Hmm, your regular expression is suspicious.
,"([.*]*,[.*]*)*",
[.*] will match a literal dot or asterisk ( . and * become literals in character classes).
In addition, if this could actually correspond to something in the line, you could replace only one comma, because the rest of the line (including the comma) would be consumed by the regular expression and once consumed, cannot be replaced again if you did not run loop until no commas are added.
What you can do with re.sub and replace these commas is to use the return paths (you can do this, enough documentation about them, I think). If you have only one pair of double quotes, you can make sure that only commas are replaced, followed by one double quote:
,(?=[^"]*"[^"]*$)
[^"] means a character that is not a double quote. [^"]* means that it will be repeated 0 or more times.
$ means end of line.
Now, lookahead (?= ... ) guarantees that there is something inside the comma.

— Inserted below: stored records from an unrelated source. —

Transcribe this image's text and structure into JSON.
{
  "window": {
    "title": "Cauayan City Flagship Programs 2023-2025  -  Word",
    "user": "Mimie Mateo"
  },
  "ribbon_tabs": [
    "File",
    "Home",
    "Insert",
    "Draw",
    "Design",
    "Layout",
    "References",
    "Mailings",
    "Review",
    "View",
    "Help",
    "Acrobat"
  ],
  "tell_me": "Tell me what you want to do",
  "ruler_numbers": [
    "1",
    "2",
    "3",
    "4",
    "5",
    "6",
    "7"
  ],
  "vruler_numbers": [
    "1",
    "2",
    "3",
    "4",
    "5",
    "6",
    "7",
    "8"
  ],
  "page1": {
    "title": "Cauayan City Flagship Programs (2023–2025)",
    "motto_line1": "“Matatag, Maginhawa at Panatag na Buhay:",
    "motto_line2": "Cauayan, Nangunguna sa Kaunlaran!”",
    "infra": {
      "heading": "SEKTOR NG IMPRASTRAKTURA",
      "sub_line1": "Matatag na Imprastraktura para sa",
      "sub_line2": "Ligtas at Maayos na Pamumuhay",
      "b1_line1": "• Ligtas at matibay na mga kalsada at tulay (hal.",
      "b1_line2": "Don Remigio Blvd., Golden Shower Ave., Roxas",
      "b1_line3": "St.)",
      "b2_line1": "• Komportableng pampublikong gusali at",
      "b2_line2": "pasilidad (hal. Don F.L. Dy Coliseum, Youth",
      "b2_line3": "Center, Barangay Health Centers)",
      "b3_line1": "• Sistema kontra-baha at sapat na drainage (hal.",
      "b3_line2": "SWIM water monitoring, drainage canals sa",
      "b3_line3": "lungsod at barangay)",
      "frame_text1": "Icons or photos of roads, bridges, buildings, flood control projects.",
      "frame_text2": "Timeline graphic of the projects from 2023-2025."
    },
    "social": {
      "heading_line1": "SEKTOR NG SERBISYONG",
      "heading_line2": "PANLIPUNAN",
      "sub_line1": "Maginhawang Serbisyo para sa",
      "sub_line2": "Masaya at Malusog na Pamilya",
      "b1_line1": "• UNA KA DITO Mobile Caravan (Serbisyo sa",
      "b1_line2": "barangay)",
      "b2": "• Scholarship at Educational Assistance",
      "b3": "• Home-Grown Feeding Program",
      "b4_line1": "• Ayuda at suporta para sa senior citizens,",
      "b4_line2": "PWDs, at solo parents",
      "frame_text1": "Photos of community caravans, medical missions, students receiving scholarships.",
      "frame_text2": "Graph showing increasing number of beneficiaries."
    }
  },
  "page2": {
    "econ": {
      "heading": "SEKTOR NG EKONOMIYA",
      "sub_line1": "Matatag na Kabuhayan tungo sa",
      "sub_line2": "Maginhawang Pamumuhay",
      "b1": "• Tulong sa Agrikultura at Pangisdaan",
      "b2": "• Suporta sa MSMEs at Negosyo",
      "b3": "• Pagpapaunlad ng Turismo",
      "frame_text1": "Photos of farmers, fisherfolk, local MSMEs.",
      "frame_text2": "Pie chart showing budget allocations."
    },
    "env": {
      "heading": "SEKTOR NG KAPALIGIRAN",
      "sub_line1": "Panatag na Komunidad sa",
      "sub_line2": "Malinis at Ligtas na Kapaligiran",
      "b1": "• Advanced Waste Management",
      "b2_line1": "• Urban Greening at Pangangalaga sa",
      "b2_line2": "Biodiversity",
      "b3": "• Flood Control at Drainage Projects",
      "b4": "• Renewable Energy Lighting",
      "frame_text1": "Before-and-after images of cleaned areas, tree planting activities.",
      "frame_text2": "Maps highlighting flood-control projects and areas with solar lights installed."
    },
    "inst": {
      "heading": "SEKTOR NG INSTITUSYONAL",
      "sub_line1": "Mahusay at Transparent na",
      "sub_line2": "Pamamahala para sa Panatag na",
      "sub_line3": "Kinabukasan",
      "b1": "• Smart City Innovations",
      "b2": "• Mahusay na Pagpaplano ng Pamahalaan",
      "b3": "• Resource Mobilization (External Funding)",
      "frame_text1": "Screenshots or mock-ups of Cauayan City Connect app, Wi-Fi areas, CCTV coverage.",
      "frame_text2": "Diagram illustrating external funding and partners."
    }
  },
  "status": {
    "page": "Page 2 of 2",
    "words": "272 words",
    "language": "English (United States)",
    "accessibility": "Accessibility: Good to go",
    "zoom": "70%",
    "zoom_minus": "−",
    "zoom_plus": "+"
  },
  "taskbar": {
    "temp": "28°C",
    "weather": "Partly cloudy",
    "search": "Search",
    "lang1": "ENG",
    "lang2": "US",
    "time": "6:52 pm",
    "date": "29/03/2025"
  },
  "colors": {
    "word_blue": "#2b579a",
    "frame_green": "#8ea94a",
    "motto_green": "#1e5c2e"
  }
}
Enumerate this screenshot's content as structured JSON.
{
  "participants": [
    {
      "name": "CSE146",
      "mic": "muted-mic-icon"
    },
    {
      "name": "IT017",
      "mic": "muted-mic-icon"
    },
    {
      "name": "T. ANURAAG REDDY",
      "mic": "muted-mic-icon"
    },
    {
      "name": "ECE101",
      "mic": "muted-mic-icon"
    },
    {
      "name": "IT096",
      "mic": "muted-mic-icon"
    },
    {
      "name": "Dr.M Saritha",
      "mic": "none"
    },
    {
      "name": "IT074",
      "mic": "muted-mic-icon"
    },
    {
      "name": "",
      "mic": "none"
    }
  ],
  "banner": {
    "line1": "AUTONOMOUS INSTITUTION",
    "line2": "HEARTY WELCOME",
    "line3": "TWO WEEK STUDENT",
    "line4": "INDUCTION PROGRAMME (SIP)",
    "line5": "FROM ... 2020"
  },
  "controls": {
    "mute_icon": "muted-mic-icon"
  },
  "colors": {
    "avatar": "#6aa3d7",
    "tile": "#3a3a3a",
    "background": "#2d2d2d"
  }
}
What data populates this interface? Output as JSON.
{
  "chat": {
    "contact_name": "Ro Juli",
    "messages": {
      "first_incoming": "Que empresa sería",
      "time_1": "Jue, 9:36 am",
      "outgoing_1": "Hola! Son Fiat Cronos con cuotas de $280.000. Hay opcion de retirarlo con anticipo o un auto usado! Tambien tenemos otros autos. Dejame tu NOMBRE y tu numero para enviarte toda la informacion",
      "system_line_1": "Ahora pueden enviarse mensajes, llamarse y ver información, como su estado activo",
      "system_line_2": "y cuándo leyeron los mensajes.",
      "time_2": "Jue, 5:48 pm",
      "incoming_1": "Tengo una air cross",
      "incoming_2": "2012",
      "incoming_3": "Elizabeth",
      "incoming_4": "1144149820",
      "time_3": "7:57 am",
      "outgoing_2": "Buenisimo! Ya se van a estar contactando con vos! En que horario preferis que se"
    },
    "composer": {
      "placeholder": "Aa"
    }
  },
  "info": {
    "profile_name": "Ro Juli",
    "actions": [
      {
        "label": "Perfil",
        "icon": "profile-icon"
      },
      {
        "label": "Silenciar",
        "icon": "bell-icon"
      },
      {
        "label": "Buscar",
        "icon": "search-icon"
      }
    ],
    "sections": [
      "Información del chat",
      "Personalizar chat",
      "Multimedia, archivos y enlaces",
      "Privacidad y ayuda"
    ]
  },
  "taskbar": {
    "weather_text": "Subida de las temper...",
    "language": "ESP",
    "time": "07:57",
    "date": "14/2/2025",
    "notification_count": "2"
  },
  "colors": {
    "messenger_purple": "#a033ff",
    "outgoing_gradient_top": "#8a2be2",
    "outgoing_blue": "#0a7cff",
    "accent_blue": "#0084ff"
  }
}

See the commas that match here .
After that, you can simply replace the commas with whatever value you want.
str = re.sub(r',(?=[^"]*"[^"]*$)', '@', str)
If, however, there are several double quotes, you must ensure that there is an odd number of double quotes ahead. This can be done using regex:
,(?=[^"]*"[^"]*(?:"[^"]*"[^"]*)*$)
(?: ... ) , by the way, is a group without capture.